— Чего ты хочешь, Мэри Рид? — проникновенно вопрошаю я. — Зачем ходишь за мной, чего стережешь?
— Ты вернешь меня, кэп! — с огромной силой веры произносит пиратка. — Я снова выйду в море! На моем боевом корабле, под Веселым Роджером, с моими лихими ребятами. Я снова услышу «Бар на горизонте!» — и подниму саблю, и они ответят мне, мои адские псы! А потом мы догоним эту толстую, медленную клячу, я схвачусь за леера, и палуба будет скользкой от крови, я снова буду забирать жизни и грузы. Я вернусь туда, где мы хранили добычу, и открою бутылку старого рома, и крикну: «Эй, подонки, хорошо вам?» А они будут пить, и тискать шлюх, и делать разноцветных детей, и вспоминать убитых, и орать песни, и жить, жить, жить!!! Верни меня, кэп, верни! Я отдам тебе любую долю, какую запросишь, потому что жизнь важнее добычи — я это поняла.
Гвиллион опускает горящие глаза. Я тоже гляжу вниз, туда, где игристым вином пенится море цвета крови. Будь ты проклята, Мэри Рид, со своей жаждой жизни и убийства, которые для тебя — одно. И кажется, я — такой же, как ты.
* * *
Как скоро забывается блаженство полета сквозь воду — рассекая узким извивающимся телом тугие холодные струи, пропуская сквозь себя воду, пахнущую солью, и камнем, и песком, и пролитой вдалеке кровью, и огнем… Огнем?
Ударом хвоста я меняю направление. За мною следует мой мужчина и мой предок, морской змей. Мы плывем к темному гроту, в черноте которого вспыхивает и гаснет голубой огонь и слышится протяжная, печальная песня.
Я знаю, кого там встречу. Амар, имя которой значит «печаль» и «песня» на забытом человеческом языке, звуки которого нам милее языков живых. Амар, водяной дьявол, вёльва[55] фоморского народа тянет свой напев в свете сияния своего. Тот, кто вошел к ней, не возвращается. Отравная песня Амар проникнет в его душу и переменит ее. И тот, кто вернется, будет другим, незнакомым для себя прежнего. И отдалится от друзей и близких, и замкнется в древней печали, перед которой меркнут светлые сети, сплетенные нами.
Сражение с Вирмом — всего лишь разминка перед встречей с Амар. Если я чего и боялась в своей жизни по-настоящему, так это желания однажды заявиться в прОклятую пещеру и попросить для себя новой души и новой судьбы. А здесь нет у меня другого выбора, кроме как придти к Амар. Только она заставит мои глаза видеть четко — настолько, чтобы вернуть провидца и понять, за что нам это все…. Или — для чего нам все это.

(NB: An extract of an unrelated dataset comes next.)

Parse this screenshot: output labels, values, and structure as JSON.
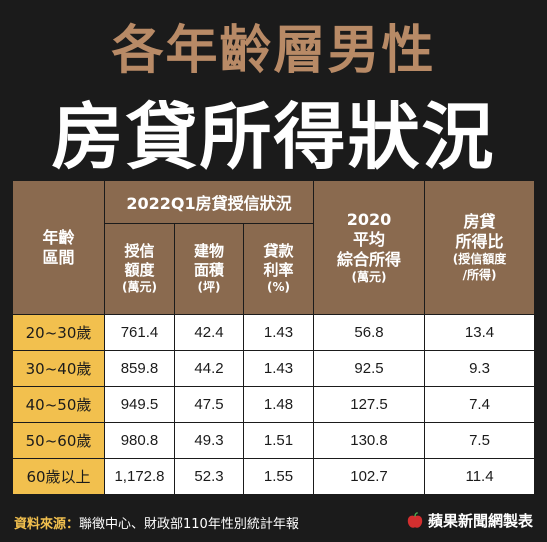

Стены грота колышутся водорослями. Откуда здесь светолюбивая трава? Неужели ледяной свет, исходящий от тела вёльвы, питает ее так же, как огневая мощь солнца? Мы плывем между пульсирующих стен, точно в глотке гигантского чудовища. Огонь перед нами все ярче. Это не мгновенные вспышки глубоководных тварей, не свечение семени кораллов на поверхности моря — это жар не слабее того, что горит в воздушных океанах, уничтожая все, до чего дотронется.
— А вот и ты, моя дорогая! — гудит колокольным звоном в моей голове. — Иди ко мне, детка, не бойся.
— Я не одна, — отвечаю я, хоть и понимаю: незачем предупреждать Амар. О чем бы то ни было.
— Для всех место найдется! — хохочет вёльва. Смех ее, точно щекотка в моем мозгу, точно слегка обжигающее прикосновение актиний.
Мы приглашены. Это значит, что прежними нам уже не бывать.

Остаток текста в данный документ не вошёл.